In 2015, there were an estimated 1.6 million deaths in China linked to its worsening air pollution. Coal mining regions such as Shanxi and steel producing Hebei province were the largest contributors of PM2.5 air pollution which pose a serious health risk because the particles can get lodged and clog up the lungs.
40 years of continued economic prosperity carried a steep price. On the road to becoming the world’s most dominant exporter, China also became the world’s largest emitter of carbon dioxide. Beijing’s level of pollution got so bad that Chinese state media referred to the situation as an “airpocalyspe”.
All that may soon change as President Xi Jinping’s administration has declared war on pollution. With more expansive and encompassing green policies in place, Beijing’s average daily concentration on PM2.5 particles are a third lower to 2015 levels. PM2.5 levels have likewise declined in other provinces by about 1/10th.
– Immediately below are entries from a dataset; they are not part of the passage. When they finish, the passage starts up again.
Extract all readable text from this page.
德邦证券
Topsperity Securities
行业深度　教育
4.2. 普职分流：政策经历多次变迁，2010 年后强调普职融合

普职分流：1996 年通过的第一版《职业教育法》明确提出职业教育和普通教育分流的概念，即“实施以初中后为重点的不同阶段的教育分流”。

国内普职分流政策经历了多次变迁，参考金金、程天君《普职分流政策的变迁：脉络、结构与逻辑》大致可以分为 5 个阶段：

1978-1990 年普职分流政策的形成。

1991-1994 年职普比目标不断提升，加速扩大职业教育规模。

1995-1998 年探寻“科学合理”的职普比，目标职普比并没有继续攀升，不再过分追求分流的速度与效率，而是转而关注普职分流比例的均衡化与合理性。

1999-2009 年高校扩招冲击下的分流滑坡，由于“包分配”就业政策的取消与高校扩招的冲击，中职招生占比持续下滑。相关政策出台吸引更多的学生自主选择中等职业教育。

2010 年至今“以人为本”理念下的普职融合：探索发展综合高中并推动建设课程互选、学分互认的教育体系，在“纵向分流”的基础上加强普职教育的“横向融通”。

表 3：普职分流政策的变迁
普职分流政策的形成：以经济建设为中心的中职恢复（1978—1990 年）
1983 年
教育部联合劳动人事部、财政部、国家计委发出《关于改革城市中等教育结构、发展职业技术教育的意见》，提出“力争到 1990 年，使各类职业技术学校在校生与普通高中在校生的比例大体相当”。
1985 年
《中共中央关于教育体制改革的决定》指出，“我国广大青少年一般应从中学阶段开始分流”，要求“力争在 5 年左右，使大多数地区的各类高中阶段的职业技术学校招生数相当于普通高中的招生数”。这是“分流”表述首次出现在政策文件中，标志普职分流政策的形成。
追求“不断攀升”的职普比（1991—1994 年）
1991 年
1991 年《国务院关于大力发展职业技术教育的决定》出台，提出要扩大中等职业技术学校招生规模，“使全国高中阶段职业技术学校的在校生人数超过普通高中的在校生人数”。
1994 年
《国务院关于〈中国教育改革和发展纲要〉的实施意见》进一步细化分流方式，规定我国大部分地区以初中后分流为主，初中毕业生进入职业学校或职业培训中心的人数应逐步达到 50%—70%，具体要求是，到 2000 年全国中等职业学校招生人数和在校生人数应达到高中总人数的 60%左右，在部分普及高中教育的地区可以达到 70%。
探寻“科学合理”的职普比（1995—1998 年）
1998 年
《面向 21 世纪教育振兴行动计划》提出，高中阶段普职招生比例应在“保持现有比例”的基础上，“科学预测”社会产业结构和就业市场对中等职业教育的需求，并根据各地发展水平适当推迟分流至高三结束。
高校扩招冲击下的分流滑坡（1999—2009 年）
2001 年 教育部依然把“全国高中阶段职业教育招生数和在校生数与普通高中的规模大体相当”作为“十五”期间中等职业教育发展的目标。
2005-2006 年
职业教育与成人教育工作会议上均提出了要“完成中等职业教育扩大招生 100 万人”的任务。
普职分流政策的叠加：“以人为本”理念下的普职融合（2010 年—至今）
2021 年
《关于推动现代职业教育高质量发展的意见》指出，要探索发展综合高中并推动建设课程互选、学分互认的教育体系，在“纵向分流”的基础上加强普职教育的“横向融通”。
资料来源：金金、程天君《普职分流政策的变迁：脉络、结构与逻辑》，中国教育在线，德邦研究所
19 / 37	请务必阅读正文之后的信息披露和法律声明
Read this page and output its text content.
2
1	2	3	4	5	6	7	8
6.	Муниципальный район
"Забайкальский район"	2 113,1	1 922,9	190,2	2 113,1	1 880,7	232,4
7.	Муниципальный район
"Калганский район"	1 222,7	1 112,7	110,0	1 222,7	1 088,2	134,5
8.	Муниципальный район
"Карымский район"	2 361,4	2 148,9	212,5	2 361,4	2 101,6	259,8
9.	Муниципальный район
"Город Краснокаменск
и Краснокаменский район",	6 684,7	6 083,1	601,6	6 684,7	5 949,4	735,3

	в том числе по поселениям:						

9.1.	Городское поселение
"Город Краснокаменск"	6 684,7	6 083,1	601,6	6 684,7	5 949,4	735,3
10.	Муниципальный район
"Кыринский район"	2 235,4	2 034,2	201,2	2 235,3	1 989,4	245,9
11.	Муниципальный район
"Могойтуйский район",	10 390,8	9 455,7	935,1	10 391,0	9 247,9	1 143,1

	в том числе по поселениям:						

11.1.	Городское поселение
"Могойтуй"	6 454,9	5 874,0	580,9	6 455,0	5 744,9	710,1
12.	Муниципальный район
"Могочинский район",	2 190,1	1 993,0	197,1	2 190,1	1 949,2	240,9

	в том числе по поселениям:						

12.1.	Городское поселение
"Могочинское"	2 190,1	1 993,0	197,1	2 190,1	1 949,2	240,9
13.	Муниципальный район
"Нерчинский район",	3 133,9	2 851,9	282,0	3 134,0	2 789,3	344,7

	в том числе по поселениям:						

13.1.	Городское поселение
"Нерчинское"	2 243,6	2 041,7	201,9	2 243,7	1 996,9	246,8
Among the green policies China has in place include an end to accepting shiploads of plastic and paper trash from other countries. The government has also deputized a special police unit that is focused on enforcing green policies.
Several factories identified as aggressive polluters have been shut down. For a while, lawmakers banned goal which sent sales of natural gas surging. However, shortfalls in supply necessitated a suspension of the policy.
During the most recent session of the National People’s Congress, officials pledged to allocate $6.4 Billion to cut pollution by 19%, sulphur dioxide and nitrogen oxide emissions by 3% and air pollution levels in key cities by 50% in five years.
Despite the additional investments in environmental clean- up projects, China’s economic growth remains robust. Last year, China’s economy grew by 6.9%.
But China’s newfound advocacy in protecting Mother Earth is not only rooted in having a sense of social and ecological responsibility. China sees massive economic opportunities in high- tech industries such as the production of electric cars and solar panels.
While Tesla may be the most recognizable brand name in electric cars, China leads the world in sales of electric powered vehicles since 2015. China aims to hit 7 million annual sales by 2025.
The government has put its weight behind manufacturers of electric cars. It has awarded Electric Vehicle (EV) manufacturers with subsidies and has tightened regulations for fossil fuel powered cars. Chinese car maker BYD Company which is funded by billionaire Warren Buffet grew 67% last year and outsold Tesla.
Other than EV’s, China also intends to become the world leader in solar panel sales and explore business opportunities in the frontier clean energy technology sector like hydrogen which is believed to be an effective alternative to coal.